U.N. inadequacies threaten freedom

Originally published on Oct. 1, 2009, in the Connersville News-Examiner.

Last week’s showing at the United Nations would have been comical if its ramifications weren’t so serious.

GuilmetteTo get the show rolling in grand accord, Libyan dictator Moammar Gadhafi stepped up to the podium to address the General Assembly — and stayed there for nearly two hours.

Gadhafi made full use of his time, but not good use. The man who toppled the legitimate government of Libya in 1969 rambled on for 96 minutes, chastising the West, blaming the U.N. for not stopping wars and demanding a new investigation into the assassination of President John F. Kennedy, alleging an Israeli connection.

Also gracing the august podium was none other than Hugo Chavez, the de facto president for life of Venezuela. Chavez created quite a clamor when he called President George W. Bush “el Diablo” before the same body in 2006 and claimed the Bush was “talking as if he were the owner of the world.”

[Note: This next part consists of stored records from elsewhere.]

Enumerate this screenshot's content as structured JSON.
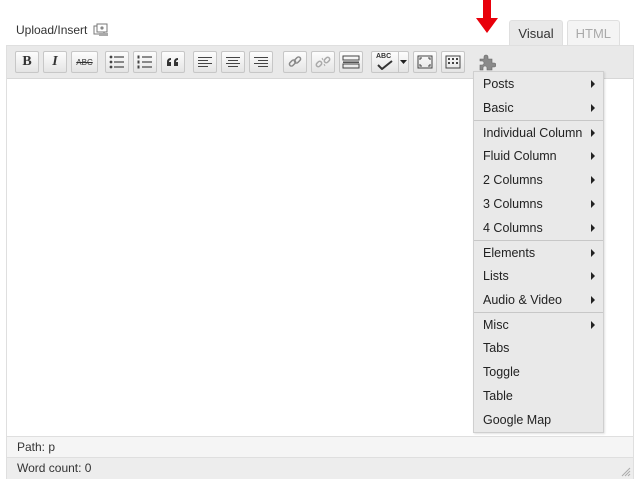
{
  "upload": {
    "label": "Upload/Insert"
  },
  "tabs": [
    {
      "label": "Visual",
      "active": true
    },
    {
      "label": "HTML",
      "active": false
    }
  ],
  "toolbar": {
    "bold": "B",
    "italic": "I",
    "strike": "ABC",
    "spell": "ABC"
  },
  "menu": {
    "items": [
      {
        "label": "Posts",
        "submenu": true
      },
      {
        "label": "Basic",
        "submenu": true
      },
      {
        "label": "Individual Column",
        "submenu": true
      },
      {
        "label": "Fluid Column",
        "submenu": true
      },
      {
        "label": "2 Columns",
        "submenu": true
      },
      {
        "label": "3 Columns",
        "submenu": true
      },
      {
        "label": "4 Columns",
        "submenu": true
      },
      {
        "label": "Elements",
        "submenu": true
      },
      {
        "label": "Lists",
        "submenu": true
      },
      {
        "label": "Audio & Video",
        "submenu": true
      },
      {
        "label": "Misc",
        "submenu": true
      },
      {
        "label": "Tabs",
        "submenu": false
      },
      {
        "label": "Toggle",
        "submenu": false
      },
      {
        "label": "Table",
        "submenu": false
      },
      {
        "label": "Google Map",
        "submenu": false
      }
    ]
  },
  "status": {
    "path": "Path: p",
    "word_count": "Word count: 0"
  },
  "colors": {
    "arrow": "#e8000b",
    "toolbar_bg": "#e9e9e9",
    "menu_bg": "#e9e9e9"
  }
}
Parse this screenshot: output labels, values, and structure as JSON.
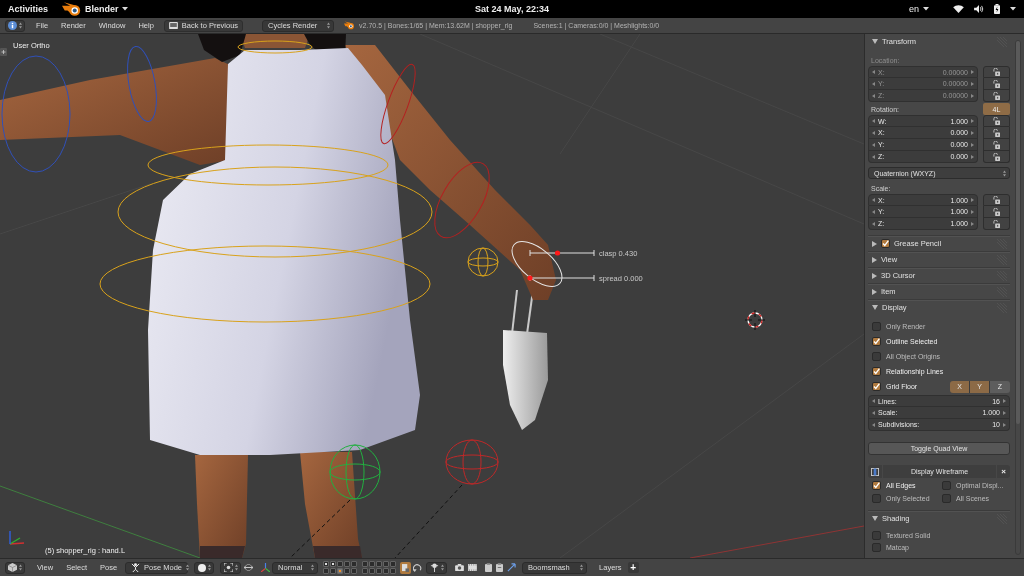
{
  "top_bar": {
    "activities": "Activities",
    "app_menu": "Blender",
    "clock": "Sat 24 May, 22:34",
    "input_source": "en"
  },
  "info_header": {
    "menus": [
      "File",
      "Render",
      "Window",
      "Help"
    ],
    "back_button": "Back to Previous",
    "render_engine": "Cycles Render",
    "stats": "v2.70.5 | Bones:1/65 | Mem:13.62M | shopper_rig",
    "scene_stats": "Scenes:1 | Cameras:0/0 | Meshlights:0/0"
  },
  "viewport": {
    "view_name": "User Ortho",
    "sliders": [
      {
        "label": "clasp 0.430",
        "level": 0.43
      },
      {
        "label": "spread 0.000",
        "level": 0
      }
    ],
    "active_bone": "(5) shopper_rig : hand.L"
  },
  "properties": {
    "transform": {
      "title": "Transform",
      "expanded": true,
      "groups": [
        {
          "label": "Location:",
          "disabled": true,
          "fields": [
            {
              "axis": "X:",
              "value": "0.00000"
            },
            {
              "axis": "Y:",
              "value": "0.00000"
            },
            {
              "axis": "Z:",
              "value": "0.00000"
            }
          ]
        },
        {
          "label": "Rotation:",
          "disabled": false,
          "lock_4d": {
            "label": "4L",
            "on": true
          },
          "fields": [
            {
              "axis": "W:",
              "value": "1.000"
            },
            {
              "axis": "X:",
              "value": "0.000"
            },
            {
              "axis": "Y:",
              "value": "0.000"
            },
            {
              "axis": "Z:",
              "value": "0.000"
            }
          ],
          "mode": "Quaternion (WXYZ)"
        },
        {
          "label": "Scale:",
          "disabled": false,
          "fields": [
            {
              "axis": "X:",
              "value": "1.000"
            },
            {
              "axis": "Y:",
              "value": "1.000"
            },
            {
              "axis": "Z:",
              "value": "1.000"
            }
          ]
        }
      ]
    },
    "collapsed_panels": [
      {
        "title": "Grease Pencil",
        "expanded": false,
        "kind": "toggle",
        "checked": true
      },
      {
        "title": "View",
        "expanded": false,
        "kind": "plain"
      },
      {
        "title": "3D Cursor",
        "expanded": false,
        "kind": "plain"
      },
      {
        "title": "Item",
        "expanded": false,
        "kind": "plain"
      }
    ],
    "display": {
      "title": "Display",
      "expanded": true,
      "options": [
        {
          "label": "Only Render",
          "checked": false
        },
        {
          "label": "Outline Selected",
          "checked": true
        },
        {
          "label": "All Object Origins",
          "checked": false
        },
        {
          "label": "Relationship Lines",
          "checked": true
        }
      ],
      "grid_floor": {
        "label": "Grid Floor",
        "checked": true,
        "axes": [
          {
            "label": "X",
            "selected": true
          },
          {
            "label": "Y",
            "selected": true
          },
          {
            "label": "Z",
            "selected": false
          }
        ]
      },
      "grid_fields": [
        {
          "label": "Lines:",
          "value": "16"
        },
        {
          "label": "Scale:",
          "value": "1.000"
        },
        {
          "label": "Subdivisions:",
          "value": "10"
        }
      ],
      "quad_view_button": "Toggle Quad View",
      "wireframe": {
        "label": "Display Wireframe",
        "remove": "×"
      },
      "wire_options": [
        {
          "label": "All Edges",
          "checked": true
        },
        {
          "label": "Optimal Displ...",
          "checked": false
        },
        {
          "label": "Only Selected",
          "checked": false
        },
        {
          "label": "All Scenes",
          "checked": false
        }
      ]
    },
    "shading": {
      "title": "Shading",
      "expanded": true,
      "options": [
        {
          "label": "Textured Solid",
          "checked": false
        },
        {
          "label": "Matcap",
          "checked": false
        }
      ]
    }
  },
  "view_header": {
    "menus": [
      "View",
      "Select",
      "Pose"
    ],
    "mode": "Pose Mode",
    "orientation": "Normal",
    "layer_blocks": [
      {
        "cells": [
          {
            "selected": false,
            "used": true
          },
          {
            "selected": false,
            "used": true
          },
          {
            "selected": false,
            "used": false
          },
          {
            "selected": false,
            "used": false
          },
          {
            "selected": false,
            "used": false
          },
          {
            "selected": false,
            "used": false
          },
          {
            "selected": false,
            "used": false
          },
          {
            "selected": true,
            "used": true
          },
          {
            "selected": false,
            "used": false
          },
          {
            "selected": false,
            "used": false
          }
        ]
      },
      {
        "cells": [
          {
            "selected": false,
            "used": false
          },
          {
            "selected": false,
            "used": false
          },
          {
            "selected": false,
            "used": false
          },
          {
            "selected": false,
            "used": false
          },
          {
            "selected": false,
            "used": false
          },
          {
            "selected": false,
            "used": false
          },
          {
            "selected": false,
            "used": false
          },
          {
            "selected": false,
            "used": false
          },
          {
            "selected": false,
            "used": false
          },
          {
            "selected": false,
            "used": false
          }
        ]
      }
    ],
    "layer_lock": {
      "on": true
    },
    "keying_set": "Boomsmash",
    "layers_label": "Layers",
    "add_button": "+"
  }
}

This time around, however, Chavez was somewhat more cordial to our new president. “We want good relations with [President Barack] Obama,” the self-avowed socialist revolutionary said of Obama mere months after fist-bumping with him at a meeting of the Organization of American States.

Chavez has been a weak leader who could barely control his own population. He was ousted from office once in 2002 in a short-lived coup, but he now appears to be fomenting discontent against the United States as a means of distracting his subjects and the world from his consolidation of power.

Chavez’s speech to the U.N. set the stage for Iran’s installed president Mahmoud Ahmadinejad to accuse the world powers of “using the ugliest methods of intimidation and deceit under the mantle of freedom.” This from the man who regularly threatens Israel with annihilation, denies the Holocaust happened, crushed dissent following his highly questionable election in June and insists Iran’s nuclear program is peaceful even after a secret nuclear site was revealed last week.

After seeing these supposed leaders in front of the General Assembly, one question quickly came to mind:

Who let all this riffraff into the room?

Seeing would-be dictators and terrorist supporters being given the same consideration and respect as real leaders of the world is revolting and absurd, and it shows, above all else, the United Nations is a broken organization. To illustrate, Gadhafi said the U.N. should have acted to prevent the 65 wars that have taken place since the organization’s founding in 1945. Funny words from a man who invaded Libya’s neighbor Chad in 1978 and twice provoked the United States into hostilities in the 1980s.

In step with Gadhafi, Chavez dismissed Obama’s call for “a new era of engagement” by all nations to solve the world’s problems while surrendering the United States’ role as international peacekeeper. “[I]f you are promoting peace,” Chavez addressed to Obama, “then why the seven military bases in Colombia?”

I imagine a man who has been exposed supporting anti-Colombian rebels would see a superior American military presence in Colombia a detriment to his plans.

Chavez said in 2006 the U.N. is in need of reform, and he was correct. However, it’s unlikely he would be in favor of the reforms the world body actually needs. For starters, people like Gadhafi, Chavez, Ahmadinejad and other illegitimate rulers do not deserve a seat at the table.

The United Nations needs to have standards for admittance, much in the way the United States set forth standards for new states to be added to the Union in the Northwest Ordinance. Furthermore, and more importantly, the U.N. needs to have a mechanism in place to remove thugs and dictators from power. Allowing Saddam Hussein to thumb his nose at 17 U.N. resolutions for 12 years revealed the body to have no teeth, and it required the United States to finally topple the dictator.

Throughout its history, the U.N. has only been taken seriously when the U.S. military donned the festive blue helmets and actually enacted what the U.N. has decreed — something that must be considered now that the U.N. Security Council passed the unanimous resolution to rid the world of nuclear weapons. While being a desirable goal, the Western powers would likely be the only ones that would actively seek to end nuclear proliferation, and would again draw charges of imperialism as a result.

This high-minded decree is reminiscent of the League of Nations’ outlawing warfare for settling international disputes, but the league’s weakness contributed to the rise of the Axis powers and eventually World War II, the bloodiest conflict in human history.

The current United Nations is flailing about much like the League of Nations did — as a powerless debate society that had little influence over its member states. This was not a serious problem when the United States acted in the world’s interest in putting down would-be dictators and rogue states.

The danger now lays in the fact these rogue states are looking to form their own international organizations. Last weekend, during a summit in Venezuela, Chavez called for a “NATO for the South” linking South America and Africa, created explicitly to oppose the United States and Western democracies. Heartily agreeing with Chavez was Gadhafi.

The two rulers also declared that they “reject intentions to link the legitimate struggle of the people for liberty and self-determination” with terrorism, clearly justifying an ‘any means necessary’ approach to achieving their goals.

It is time for the free nations of the world — whose numbers are beginning to decline — to declare that the Libyas, Irans and Venezuelas of the world do not have a right to exist as constituted and deal with them accordingly. Otherwise, these regimes may decide the same of us.